The mobile technology revolution has resulted in a robust and expanding worldwide gaming market. From a payments perspective, people get hooked on playing mobile games for free, then start to spend a little money to enhance their gaming experiences. The "freemium" model has thus grown with the penetration of mobile phones in the global marketplace.
New York-based game sector researcher SuperData Research Inc., in collaboration with mobile data analyst TakingData, issued a report that said the mobile gaming market in China will shortly overtake the U.S. market. The researchers said Chinese gamers are on track to spend about $3 billion on mobile games in 2014, while the corresponding U.S. market may have plateaued at $3.2 billion.
According to the Digital Games Market Brief: United States & China, the average revenue per paying customer (ARPPU) in China has grown by 21 percent since 2013 and stands at $32.46, while the ARPPU in the United States is $21.60, up 11 percent in the same time frame.

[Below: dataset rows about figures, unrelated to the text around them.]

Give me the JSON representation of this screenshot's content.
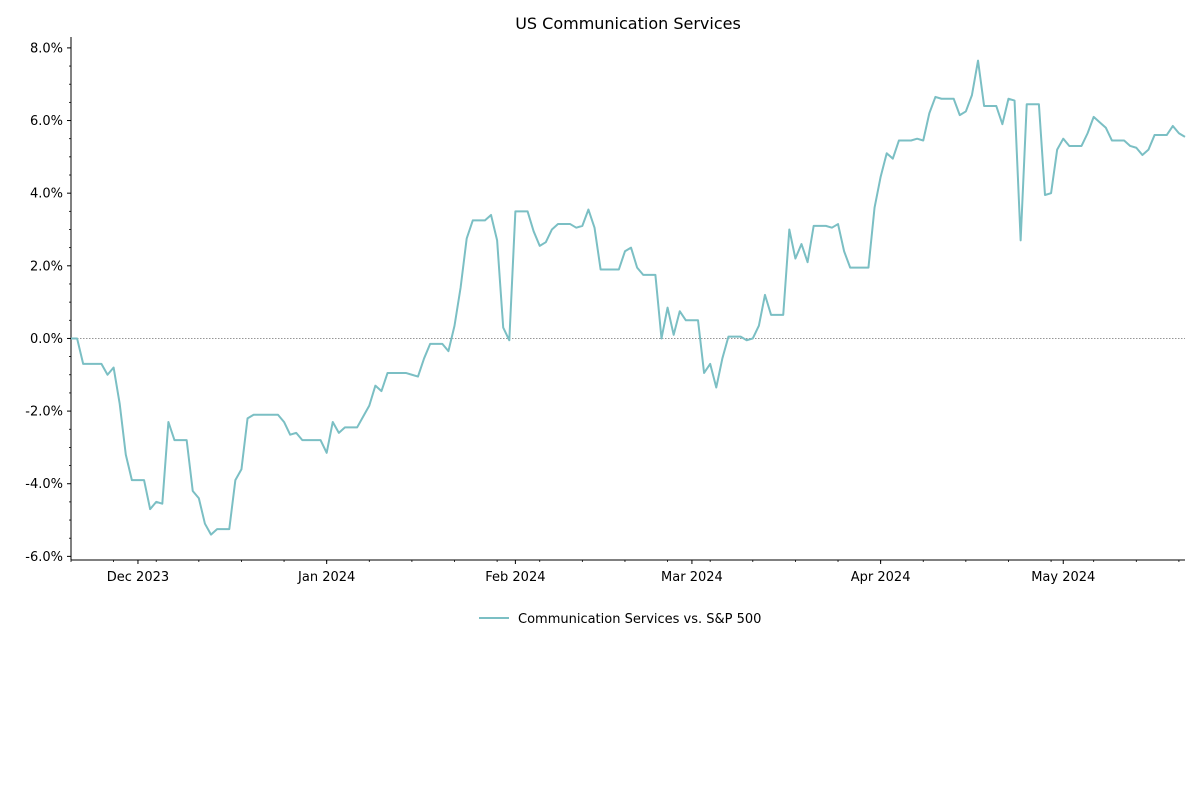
{
  "chart_data": {
    "type": "line",
    "title": "US Communication Services",
    "xlabel": "",
    "ylabel": "",
    "x_range": [
      "2023-11-20",
      "2024-05-21"
    ],
    "ylim": [
      -6.1,
      8.3
    ],
    "y_ticks": [
      -6.0,
      -4.0,
      -2.0,
      0.0,
      2.0,
      4.0,
      6.0,
      8.0
    ],
    "y_tick_labels": [
      "-6.0%",
      "-4.0%",
      "-2.0%",
      "0.0%",
      "2.0%",
      "4.0%",
      "6.0%",
      "8.0%"
    ],
    "x_ticks": [
      "2023-12-01",
      "2024-01-01",
      "2024-02-01",
      "2024-03-01",
      "2024-04-01",
      "2024-05-01"
    ],
    "x_tick_labels": [
      "Dec 2023",
      "Jan 2024",
      "Feb 2024",
      "Mar 2024",
      "Apr 2024",
      "May 2024"
    ],
    "reference_line": {
      "y": 0,
      "style": "dotted",
      "color": "#888888"
    },
    "grid": false,
    "legend_position": "bottom-center",
    "series": [
      {
        "name": "Communication Services vs. S&P 500",
        "color": "#7bbfc4",
        "points": [
          [
            "2023-11-20",
            0.0
          ],
          [
            "2023-11-21",
            0.0
          ],
          [
            "2023-11-22",
            -0.7
          ],
          [
            "2023-11-24",
            -0.7
          ],
          [
            "2023-11-25",
            -0.7
          ],
          [
            "2023-11-26",
            -1.0
          ],
          [
            "2023-11-27",
            -0.8
          ],
          [
            "2023-11-28",
            -1.8
          ],
          [
            "2023-11-29",
            -3.2
          ],
          [
            "2023-11-30",
            -3.9
          ],
          [
            "2023-12-01",
            -3.9
          ],
          [
            "2023-12-02",
            -3.9
          ],
          [
            "2023-12-03",
            -4.7
          ],
          [
            "2023-12-04",
            -4.5
          ],
          [
            "2023-12-05",
            -4.55
          ],
          [
            "2023-12-06",
            -2.3
          ],
          [
            "2023-12-07",
            -2.8
          ],
          [
            "2023-12-08",
            -2.8
          ],
          [
            "2023-12-09",
            -2.8
          ],
          [
            "2023-12-10",
            -4.2
          ],
          [
            "2023-12-11",
            -4.4
          ],
          [
            "2023-12-12",
            -5.1
          ],
          [
            "2023-12-13",
            -5.4
          ],
          [
            "2023-12-14",
            -5.25
          ],
          [
            "2023-12-15",
            -5.25
          ],
          [
            "2023-12-16",
            -5.25
          ],
          [
            "2023-12-17",
            -3.9
          ],
          [
            "2023-12-18",
            -3.6
          ],
          [
            "2023-12-19",
            -2.2
          ],
          [
            "2023-12-20",
            -2.1
          ],
          [
            "2023-12-21",
            -2.1
          ],
          [
            "2023-12-22",
            -2.1
          ],
          [
            "2023-12-23",
            -2.1
          ],
          [
            "2023-12-24",
            -2.1
          ],
          [
            "2023-12-25",
            -2.3
          ],
          [
            "2023-12-26",
            -2.65
          ],
          [
            "2023-12-27",
            -2.6
          ],
          [
            "2023-12-28",
            -2.8
          ],
          [
            "2023-12-29",
            -2.8
          ],
          [
            "2023-12-30",
            -2.8
          ],
          [
            "2023-12-31",
            -2.8
          ],
          [
            "2024-01-01",
            -3.15
          ],
          [
            "2024-01-02",
            -2.3
          ],
          [
            "2024-01-03",
            -2.6
          ],
          [
            "2024-01-04",
            -2.45
          ],
          [
            "2024-01-05",
            -2.45
          ],
          [
            "2024-01-06",
            -2.45
          ],
          [
            "2024-01-07",
            -2.15
          ],
          [
            "2024-01-08",
            -1.85
          ],
          [
            "2024-01-09",
            -1.3
          ],
          [
            "2024-01-10",
            -1.45
          ],
          [
            "2024-01-11",
            -0.95
          ],
          [
            "2024-01-12",
            -0.95
          ],
          [
            "2024-01-13",
            -0.95
          ],
          [
            "2024-01-14",
            -0.95
          ],
          [
            "2024-01-15",
            -1.0
          ],
          [
            "2024-01-16",
            -1.05
          ],
          [
            "2024-01-17",
            -0.55
          ],
          [
            "2024-01-18",
            -0.15
          ],
          [
            "2024-01-19",
            -0.15
          ],
          [
            "2024-01-20",
            -0.15
          ],
          [
            "2024-01-21",
            -0.35
          ],
          [
            "2024-01-22",
            0.35
          ],
          [
            "2024-01-23",
            1.4
          ],
          [
            "2024-01-24",
            2.75
          ],
          [
            "2024-01-25",
            3.25
          ],
          [
            "2024-01-26",
            3.25
          ],
          [
            "2024-01-27",
            3.25
          ],
          [
            "2024-01-28",
            3.4
          ],
          [
            "2024-01-29",
            2.7
          ],
          [
            "2024-01-30",
            0.3
          ],
          [
            "2024-01-31",
            -0.05
          ],
          [
            "2024-02-01",
            3.5
          ],
          [
            "2024-02-02",
            3.5
          ],
          [
            "2024-02-03",
            3.5
          ],
          [
            "2024-02-04",
            2.95
          ],
          [
            "2024-02-05",
            2.55
          ],
          [
            "2024-02-06",
            2.65
          ],
          [
            "2024-02-07",
            3.0
          ],
          [
            "2024-02-08",
            3.15
          ],
          [
            "2024-02-09",
            3.15
          ],
          [
            "2024-02-10",
            3.15
          ],
          [
            "2024-02-11",
            3.05
          ],
          [
            "2024-02-12",
            3.1
          ],
          [
            "2024-02-13",
            3.55
          ],
          [
            "2024-02-14",
            3.05
          ],
          [
            "2024-02-15",
            1.9
          ],
          [
            "2024-02-16",
            1.9
          ],
          [
            "2024-02-17",
            1.9
          ],
          [
            "2024-02-18",
            1.9
          ],
          [
            "2024-02-19",
            2.4
          ],
          [
            "2024-02-20",
            2.5
          ],
          [
            "2024-02-21",
            1.95
          ],
          [
            "2024-02-22",
            1.75
          ],
          [
            "2024-02-23",
            1.75
          ],
          [
            "2024-02-24",
            1.75
          ],
          [
            "2024-02-25",
            0.0
          ],
          [
            "2024-02-26",
            0.85
          ],
          [
            "2024-02-27",
            0.1
          ],
          [
            "2024-02-28",
            0.75
          ],
          [
            "2024-02-29",
            0.5
          ],
          [
            "2024-03-01",
            0.5
          ],
          [
            "2024-03-02",
            0.5
          ],
          [
            "2024-03-03",
            -0.95
          ],
          [
            "2024-03-04",
            -0.7
          ],
          [
            "2024-03-05",
            -1.35
          ],
          [
            "2024-03-06",
            -0.55
          ],
          [
            "2024-03-07",
            0.05
          ],
          [
            "2024-03-08",
            0.05
          ],
          [
            "2024-03-09",
            0.05
          ],
          [
            "2024-03-10",
            -0.05
          ],
          [
            "2024-03-11",
            0.0
          ],
          [
            "2024-03-12",
            0.35
          ],
          [
            "2024-03-13",
            1.2
          ],
          [
            "2024-03-14",
            0.65
          ],
          [
            "2024-03-15",
            0.65
          ],
          [
            "2024-03-16",
            0.65
          ],
          [
            "2024-03-17",
            3.0
          ],
          [
            "2024-03-18",
            2.2
          ],
          [
            "2024-03-19",
            2.6
          ],
          [
            "2024-03-20",
            2.1
          ],
          [
            "2024-03-21",
            3.1
          ],
          [
            "2024-03-22",
            3.1
          ],
          [
            "2024-03-23",
            3.1
          ],
          [
            "2024-03-24",
            3.05
          ],
          [
            "2024-03-25",
            3.15
          ],
          [
            "2024-03-26",
            2.4
          ],
          [
            "2024-03-27",
            1.95
          ],
          [
            "2024-03-28",
            1.95
          ],
          [
            "2024-03-29",
            1.95
          ],
          [
            "2024-03-30",
            1.95
          ],
          [
            "2024-03-31",
            3.6
          ],
          [
            "2024-04-01",
            4.45
          ],
          [
            "2024-04-02",
            5.1
          ],
          [
            "2024-04-03",
            4.95
          ],
          [
            "2024-04-04",
            5.45
          ],
          [
            "2024-04-05",
            5.45
          ],
          [
            "2024-04-06",
            5.45
          ],
          [
            "2024-04-07",
            5.5
          ],
          [
            "2024-04-08",
            5.45
          ],
          [
            "2024-04-09",
            6.2
          ],
          [
            "2024-04-10",
            6.65
          ],
          [
            "2024-04-11",
            6.6
          ],
          [
            "2024-04-12",
            6.6
          ],
          [
            "2024-04-13",
            6.6
          ],
          [
            "2024-04-14",
            6.15
          ],
          [
            "2024-04-15",
            6.25
          ],
          [
            "2024-04-16",
            6.7
          ],
          [
            "2024-04-17",
            7.65
          ],
          [
            "2024-04-18",
            6.4
          ],
          [
            "2024-04-19",
            6.4
          ],
          [
            "2024-04-20",
            6.4
          ],
          [
            "2024-04-21",
            5.9
          ],
          [
            "2024-04-22",
            6.6
          ],
          [
            "2024-04-23",
            6.55
          ],
          [
            "2024-04-24",
            2.7
          ],
          [
            "2024-04-25",
            6.45
          ],
          [
            "2024-04-26",
            6.45
          ],
          [
            "2024-04-27",
            6.45
          ],
          [
            "2024-04-28",
            3.95
          ],
          [
            "2024-04-29",
            4.0
          ],
          [
            "2024-04-30",
            5.2
          ],
          [
            "2024-05-01",
            5.5
          ],
          [
            "2024-05-02",
            5.3
          ],
          [
            "2024-05-03",
            5.3
          ],
          [
            "2024-05-04",
            5.3
          ],
          [
            "2024-05-05",
            5.65
          ],
          [
            "2024-05-06",
            6.1
          ],
          [
            "2024-05-07",
            5.95
          ],
          [
            "2024-05-08",
            5.8
          ],
          [
            "2024-05-09",
            5.45
          ],
          [
            "2024-05-10",
            5.45
          ],
          [
            "2024-05-11",
            5.45
          ],
          [
            "2024-05-12",
            5.3
          ],
          [
            "2024-05-13",
            5.25
          ],
          [
            "2024-05-14",
            5.05
          ],
          [
            "2024-05-15",
            5.2
          ],
          [
            "2024-05-16",
            5.6
          ],
          [
            "2024-05-17",
            5.6
          ],
          [
            "2024-05-18",
            5.6
          ],
          [
            "2024-05-19",
            5.85
          ],
          [
            "2024-05-20",
            5.65
          ],
          [
            "2024-05-21",
            5.55
          ]
        ]
      }
    ]
  }
}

In China, the conversion rate of turning Chinese free-to-play gamers into in-game payers rests at 2.9 percent, representing 20 percent growth since 2013, the report said. But the U.S. conversion rate of 5 percent is down by 4 percent from 2013, SuperData added, which provides evidence that the U.S. mobile gaming market may have reached saturation.
SuperData noted that Chinese game developers have substantially increased their marketing budgets. In comparing January 2013 marketing costs to January 2014 numbers, marketing costs have more than doubled. Meanwhile, in the U.S. market the cost per install – the amount of money it takes per user for game developers to get users to download and install their gaming apps – has grown by 36 percent since 2013, according to SuperData.
"Developers in both markets will need to focus on researching effective monetization mechanics and their most lucrative audiences in order to conquer an increasingly competitive and ubiquitously free-to-play market," SuperData said.
Additionally, SuperData noted that Chinese and American mobile gamers are more comfortable today in making in-game payments because mobile carriers, third-party payment providers and operators of app stores have increased payment safeguards.